What lessons would you want your children to remember if this was you last day together? I lost my mother when my children were just three and four years old. As my daughters entered their teen years, I realized there was so much I wish I had asked my mother. I was so fortunate to have had such a good role model growing up and that made me realize that I wanted to be the best parent I could be for my children. As parents, we all want our children to harness the positive energy that will lead to healthy and happy lives, but how do we facilitate that? How can we effectively demonstrate the importance of life's lessons?
Following the death of my mother, I realized that even though she was gone physically, her words and actions still guided me. She had already shown me how to navigate through life and I knew I could do the same for my children. So, how can we take the best of our own parent’s advice and make it work with this generation?
The first thing to remember is that words don't teach as effectively as actions. The behaviors and ideals we wish to see in our children are things we, as parents, should be modeling ourselves. For me, this has been the biggest learning experience as a parent. When you see certain attitudes and behaviors do you immediately recognize that your kids are mirroring back your vices? This illustrates just how important our actions are to our children!

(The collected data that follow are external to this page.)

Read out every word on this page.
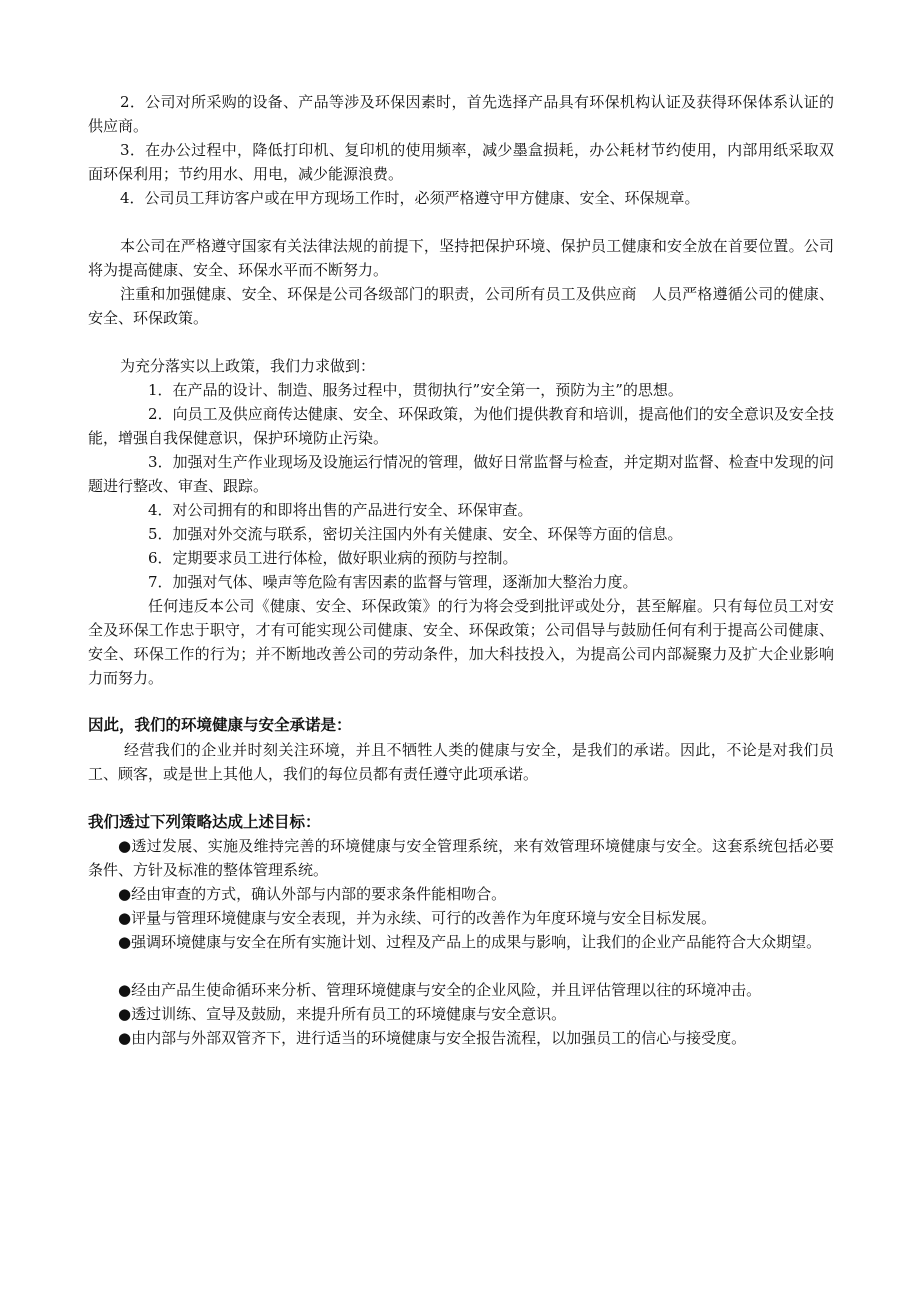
2．公司对所采购的设备、产品等涉及环保因素时，首先选择产品具有环保机构认证及获得环保体系认证的供应商。

3．在办公过程中，降低打印机、复印机的使用频率，减少墨盒损耗，办公耗材节约使用，内部用纸采取双面环保利用；节约用水、用电，减少能源浪费。

4．公司员工拜访客户或在甲方现场工作时，必须严格遵守甲方健康、安全、环保规章。

本公司在严格遵守国家有关法律法规的前提下，坚持把保护环境、保护员工健康和安全放在首要位置。公司将为提高健康、安全、环保水平而不断努力。

注重和加强健康、安全、环保是公司各级部门的职责，公司所有员工及供应商　人员严格遵循公司的健康、安全、环保政策。

为充分落实以上政策，我们力求做到：

1．在产品的设计、制造、服务过程中，贯彻执行”安全第一，预防为主”的思想。

2．向员工及供应商传达健康、安全、环保政策，为他们提供教育和培训，提高他们的安全意识及安全技能，增强自我保健意识，保护环境防止污染。

3．加强对生产作业现场及设施运行情况的管理，做好日常监督与检查，并定期对监督、检查中发现的问题进行整改、审查、跟踪。

4．对公司拥有的和即将出售的产品进行安全、环保审查。

5．加强对外交流与联系，密切关注国内外有关健康、安全、环保等方面的信息。

6．定期要求员工进行体检，做好职业病的预防与控制。

7．加强对气体、噪声等危险有害因素的监督与管理，逐渐加大整治力度。

任何违反本公司《健康、安全、环保政策》的行为将会受到批评或处分，甚至解雇。只有每位员工对安全及环保工作忠于职守，才有可能实现公司健康、安全、环保政策；公司倡导与鼓励任何有利于提高公司健康、安全、环保工作的行为；并不断地改善公司的劳动条件，加大科技投入，为提高公司内部凝聚力及扩大企业影响力而努力。

因此，我们的环境健康与安全承诺是：

经营我们的企业并时刻关注环境，并且不牺牲人类的健康与安全，是我们的承诺。因此，不论是对我们员工、顾客，或是世上其他人，我们的每位员都有责任遵守此项承诺。

我们透过下列策略达成上述目标：

●透过发展、实施及维持完善的环境健康与安全管理系统，来有效管理环境健康与安全。这套系统包括必要条件、方针及标准的整体管理系统。

●经由审查的方式，确认外部与内部的要求条件能相吻合。

●评量与管理环境健康与安全表现，并为永续、可行的改善作为年度环境与安全目标发展。

●强调环境健康与安全在所有实施计划、过程及产品上的成果与影响，让我们的企业产品能符合大众期望。

●经由产品生使命循环来分析、管理环境健康与安全的企业风险，并且评估管理以往的环境冲击。

●透过训练、宣导及鼓励，来提升所有员工的环境健康与安全意识。

●由内部与外部双管齐下，进行适当的环境健康与安全报告流程，以加强员工的信心与接受度。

I think a common thread that weaves its way through all of life's lessons is self-esteem. This trait can't be taught, but we can help our children, from the beginning of early childhood, to have a good self-image. As a mother of two daughters, how often have I stood in front of the mirror and criticized something about my appearance? When we do this, what message are we sending to our kids? If parents want our children to feel beautiful just as they are, we need to model that behavior for them.
We can teach our children to look in the mirror and not find fault, but rather, shift their perspective to things they appreciate about their features. The more teens can complement their own appearance, the easier it will be for them to find things they do like about themselves, both externally and internally.
Today, more than ever, teens are bombarded with information and images of what's "in" and "cool". As they sort through all the ideas available to them, it's important for parents to let your children know it is OK to be an individual! A solid self-image is the cornerstone for any healthy person and we all deserve to feel good about ourselves. Teach your children that feeling good about one's self comes from inside. Though this can be a tough concept for our children to grasp, we can help by encouraging them to turn off the ads and stimuli for a time during each day and just think about who they want to be as a person. If they unplug from their computers and TVs, they can take some time to do more creative activities like journaling or drawing which will help them to explore their own style.
And so we point back to good self-esteem as the foundation for making good choices in life. People that feel good about how they are perceived, generally take better care of themselves. Teens who are secure in their appearance and personality are much less likely to engage in dangerous behaviors because they have a healthy self-esteem and respect for themselves and their bodies. They are more comfortable being individuals regardless of peer-pressure.
This is an important lesson for all of us to remember. Humans are social creatures and, as such, we want to be accepted by our peers. Our children need to know the benefits of being a unique individual. For example, when they are comfortable being themselves, people that share like interests are more likely to gravitate towards each other. Being around people who reflect our positive attributes will likely bring more happiness and success into their lives. Teach your children to choose friends who uplift them and with whom they can enjoy life.
Find Things You Love to Do
Doing things you love and finding others that share those interests are very important for our teens. Finding clubs, hobbies, and groups that give them a sense of belonging and meaning helps to not only build a sense of community, but also builds important self-esteem. As parents, we can help them to explore some possibly hidden talents they may have. Being involved in afterschool activities or even volunteer work outside of school helps to round out a teen's life and make them feel like they are contributing to something positive.
As our young people learn to love and respect themselves, they need to recognize that everyone has that same right. Teens will most likely meet people in life that do things differently than they do or that may have differing beliefs, so teach your children that diversity is what makes the world an interesting, vibrant place. Show them how embracing, respecting and accepting differences can enrich their own lives. Control what you can: A teenager's life is full of challenges; hormonal changes and social pressures are just some of the issues facing our kids! It's so important for children to learn that there is only so much they can control. The most important things they get to control are their thoughts and reactions to situations.